Ashley Barnett, head of consultancy at Lex Autolease, told Fleet News that today’s figures point to a concerning drop in the rate at which newer and cleaner cars are joining the UK’s roads, based on a typical four-year replacement cycle.

“In the 12 months to March 2017, there were 2.7m new car registrations, compared to just 1.5m registered over the last year,” he said. “This shortfall highlights that more than one million cars on today’s roads are older and less efficient, posing a potential roadblock in the ongoing work to achieve net-zero.

“Despite this, the growth in EVs continues to show no signs of slowing down, with registrations up 88% compared to this time last year.
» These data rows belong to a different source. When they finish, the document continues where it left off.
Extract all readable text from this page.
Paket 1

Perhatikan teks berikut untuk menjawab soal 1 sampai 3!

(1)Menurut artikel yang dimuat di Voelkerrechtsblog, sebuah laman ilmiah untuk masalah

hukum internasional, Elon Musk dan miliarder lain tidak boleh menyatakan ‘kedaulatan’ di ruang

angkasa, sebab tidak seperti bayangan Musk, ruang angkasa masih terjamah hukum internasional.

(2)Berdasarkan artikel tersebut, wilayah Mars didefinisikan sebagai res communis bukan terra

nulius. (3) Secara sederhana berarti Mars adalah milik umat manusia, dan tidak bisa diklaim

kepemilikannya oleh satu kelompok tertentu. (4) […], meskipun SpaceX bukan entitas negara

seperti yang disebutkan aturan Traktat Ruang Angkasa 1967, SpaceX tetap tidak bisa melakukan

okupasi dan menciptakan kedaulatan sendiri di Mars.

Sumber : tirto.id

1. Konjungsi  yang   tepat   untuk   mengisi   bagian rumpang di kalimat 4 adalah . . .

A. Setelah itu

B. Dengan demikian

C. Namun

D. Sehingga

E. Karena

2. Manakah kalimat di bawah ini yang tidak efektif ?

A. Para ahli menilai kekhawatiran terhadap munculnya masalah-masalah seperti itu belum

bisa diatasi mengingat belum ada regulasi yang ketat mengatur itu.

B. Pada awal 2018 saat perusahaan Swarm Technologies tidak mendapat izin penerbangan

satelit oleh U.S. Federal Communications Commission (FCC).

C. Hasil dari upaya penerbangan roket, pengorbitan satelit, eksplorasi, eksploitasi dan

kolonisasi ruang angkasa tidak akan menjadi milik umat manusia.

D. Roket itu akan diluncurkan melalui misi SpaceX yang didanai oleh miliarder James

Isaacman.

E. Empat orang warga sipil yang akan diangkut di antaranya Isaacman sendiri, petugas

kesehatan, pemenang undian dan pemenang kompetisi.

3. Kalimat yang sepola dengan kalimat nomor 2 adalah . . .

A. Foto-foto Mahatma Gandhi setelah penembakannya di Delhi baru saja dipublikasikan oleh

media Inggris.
“While the progress is reassuring, it should be noted that EV adoption levels are still in their infancy when compared to the whole of market and there is a need for continued fiscal support to encourage widespread uptake.”

Barnett says that the Government’s recent decision to cut the plug-in car grant caught the industry by surprise. “While entry level models from many manufacturers will continue to qualify for a subsidy, more expensive vehicles – which are likely to have a bigger battery and longer range – are no longer eligible,” he added. “We’ll no doubt see the impact of this unfold over the coming months.

“Government departments and industry bodies need to work together to maximise the opportunities to encourage EV uptake and reassure manufacturers that the UK is leading the EV charge. Now is the time for sustained investment as we accelerate along the road to zero.”

Jon Lawes, managing director of Hitachi Capital Vehicle Solutions (HCVS), says that the latest figures highlighted how the industry has adapted to deliver in a Covid-safe environment enabling it to deliver growth.

“We’ve seen this first-hand, with 2020 being a record year for HCVS,” explained Lawes. “Our leasing fleet grew by more than 19% on the previous year against a backdrop of a declining vehicle leasing market. 

“At the same time our customer feedback scores beat the previous 12 months, highlighting the importance of putting customer experience and safety first during these challenging times.

“I strongly believe that overall the industry is in a good position to meet the pent-up consumer demand in the months ahead by focusing on innovative customer service and delivery.”